Hmmmm....our spy drone did a good job. Buddy and I headed up there next Tuesday to zero in on that special tree top. Today it was on the choctaw and we hit the shellcrackers pretty good although not whoppers. Report later this evening. We got a load of crawfish on the way home so right now the priority is a crawfish boil for supper. Cleaning fish can wait.


----------



## Try'n Hard (Oct 23, 2008)

12 today along with resealing the dock


----------



## FishWalton (Jul 22, 2010)

*Millers Ferry*

We went and we came home empty handed. Series of ill fated mishaps and weather cut the trip short. So we just chalked it up as a learning experience and exploration of new waters in preparation of another time. Was able to view the dam from both sides. Only one boat was fishing below the dam and none above that we could see. We fished many miles upriver from the dam. This is an awesome river compared to the Choctawhatchee. Maybe 3 or 4 times as wide as the Choctaw in it's widest places and much deeper all up and down the river. Wind on the river was a real factor for us and we noticed a lot more wood and stuff coming down the river than you see on the Choctaw. 

Now it's back to the Choctawhatchee where the bream and cat bite is picking up. Good weather for a few days will put people on the water.


----------



## FishWalton (Jul 22, 2010)

*Back on the Choctawhatchee*

Back on the Choctawhatchee this afternoon. River at a good water level but it was more muddy than I expected. Of course it's rare the Choctaw is not muddy....only in drought situation you see it green in color.

Stopped at a few spots for cats. Didn't venture very far from Bull landing this time. A lot of pecker bites, but managed to put 4 channels in the box...2.5, 1.5, and two smaller. One hand size bream. Cats on shrimp using the Wrap and bream on earthworm. The Wrap gizmo works,, but it's a trade off. Bait in the Wrap lasts a lot longer giving you a better opportunity for a hook-up, but shrimp will work just as well with frequent bait-ups using more shrimp. 
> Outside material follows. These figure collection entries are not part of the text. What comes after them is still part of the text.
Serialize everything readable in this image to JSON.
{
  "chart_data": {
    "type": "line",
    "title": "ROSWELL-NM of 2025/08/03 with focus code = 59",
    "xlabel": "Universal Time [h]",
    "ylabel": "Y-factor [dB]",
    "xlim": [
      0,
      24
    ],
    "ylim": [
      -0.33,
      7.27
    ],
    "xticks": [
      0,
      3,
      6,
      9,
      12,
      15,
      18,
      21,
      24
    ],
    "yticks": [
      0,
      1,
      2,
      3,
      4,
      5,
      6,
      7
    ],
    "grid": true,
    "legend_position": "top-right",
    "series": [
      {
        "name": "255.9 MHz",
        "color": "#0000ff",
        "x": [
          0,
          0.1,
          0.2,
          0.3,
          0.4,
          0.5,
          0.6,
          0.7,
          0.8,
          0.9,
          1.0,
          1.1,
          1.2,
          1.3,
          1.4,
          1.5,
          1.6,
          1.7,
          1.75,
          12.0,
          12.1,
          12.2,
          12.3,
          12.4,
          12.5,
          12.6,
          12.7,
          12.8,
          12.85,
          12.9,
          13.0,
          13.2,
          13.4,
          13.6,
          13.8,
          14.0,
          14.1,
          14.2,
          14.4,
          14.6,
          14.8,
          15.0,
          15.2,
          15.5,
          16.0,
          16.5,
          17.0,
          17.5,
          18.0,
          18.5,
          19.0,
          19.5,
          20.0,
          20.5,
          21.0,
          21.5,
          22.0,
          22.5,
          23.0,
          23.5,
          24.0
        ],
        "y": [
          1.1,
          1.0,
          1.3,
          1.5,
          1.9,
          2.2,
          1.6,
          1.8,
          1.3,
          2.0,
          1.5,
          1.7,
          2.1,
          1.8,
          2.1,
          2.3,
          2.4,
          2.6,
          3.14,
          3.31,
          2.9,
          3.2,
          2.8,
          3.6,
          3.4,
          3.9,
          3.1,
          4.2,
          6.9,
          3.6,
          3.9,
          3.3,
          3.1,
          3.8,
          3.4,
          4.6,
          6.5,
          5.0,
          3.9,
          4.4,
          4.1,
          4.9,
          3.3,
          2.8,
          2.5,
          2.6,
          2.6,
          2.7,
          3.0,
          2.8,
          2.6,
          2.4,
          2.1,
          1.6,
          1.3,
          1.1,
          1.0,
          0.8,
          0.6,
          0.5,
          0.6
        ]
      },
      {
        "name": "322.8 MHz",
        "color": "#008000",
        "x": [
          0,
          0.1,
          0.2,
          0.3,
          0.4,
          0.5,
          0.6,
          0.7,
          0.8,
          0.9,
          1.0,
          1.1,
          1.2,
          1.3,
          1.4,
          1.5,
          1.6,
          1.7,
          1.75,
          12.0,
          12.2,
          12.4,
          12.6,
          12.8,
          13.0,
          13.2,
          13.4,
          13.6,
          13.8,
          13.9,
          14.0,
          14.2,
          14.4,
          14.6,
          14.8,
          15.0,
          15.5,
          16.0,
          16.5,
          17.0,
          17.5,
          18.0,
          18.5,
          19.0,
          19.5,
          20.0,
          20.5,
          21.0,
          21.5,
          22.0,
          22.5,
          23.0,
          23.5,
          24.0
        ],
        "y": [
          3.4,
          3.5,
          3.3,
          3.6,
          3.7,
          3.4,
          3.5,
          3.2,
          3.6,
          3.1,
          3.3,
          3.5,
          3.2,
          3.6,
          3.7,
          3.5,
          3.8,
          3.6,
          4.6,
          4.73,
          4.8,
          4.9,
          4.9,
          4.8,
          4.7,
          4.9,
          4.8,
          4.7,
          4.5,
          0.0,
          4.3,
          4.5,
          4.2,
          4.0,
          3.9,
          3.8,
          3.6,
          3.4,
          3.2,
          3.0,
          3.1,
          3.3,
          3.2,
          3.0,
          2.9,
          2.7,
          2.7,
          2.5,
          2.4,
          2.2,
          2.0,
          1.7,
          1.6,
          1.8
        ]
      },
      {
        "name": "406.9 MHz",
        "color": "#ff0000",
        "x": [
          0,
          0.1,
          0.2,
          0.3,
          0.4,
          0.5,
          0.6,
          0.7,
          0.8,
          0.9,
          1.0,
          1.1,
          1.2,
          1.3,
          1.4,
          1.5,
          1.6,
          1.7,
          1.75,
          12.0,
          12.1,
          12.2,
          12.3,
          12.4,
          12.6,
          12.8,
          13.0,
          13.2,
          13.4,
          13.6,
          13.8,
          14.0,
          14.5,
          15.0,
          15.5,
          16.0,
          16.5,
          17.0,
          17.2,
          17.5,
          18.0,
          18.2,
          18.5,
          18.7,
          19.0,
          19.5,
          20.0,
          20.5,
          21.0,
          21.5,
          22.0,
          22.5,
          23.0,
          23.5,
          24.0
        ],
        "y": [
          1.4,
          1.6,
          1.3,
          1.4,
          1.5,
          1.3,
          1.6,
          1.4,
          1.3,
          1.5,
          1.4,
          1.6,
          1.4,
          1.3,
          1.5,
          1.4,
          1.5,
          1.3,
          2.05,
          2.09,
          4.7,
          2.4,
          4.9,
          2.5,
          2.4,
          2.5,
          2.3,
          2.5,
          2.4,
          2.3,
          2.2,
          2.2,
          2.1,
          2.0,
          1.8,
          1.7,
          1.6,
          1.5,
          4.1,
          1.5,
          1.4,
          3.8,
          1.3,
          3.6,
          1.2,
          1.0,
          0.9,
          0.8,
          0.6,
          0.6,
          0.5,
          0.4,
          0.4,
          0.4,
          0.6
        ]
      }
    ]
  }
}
Think I will start saving a few dink bream for catfish bait, but anything larger gets eaten by me and my friends. Would like to catch a 20 pound cat but its not a priority. I have too much fun just fishing and enjoying the outdoors to spend a lot of time chasing bait for big cats and buy all that heavy duty tackle you need. To each his own! Life is good....enjoy it while you can.


----------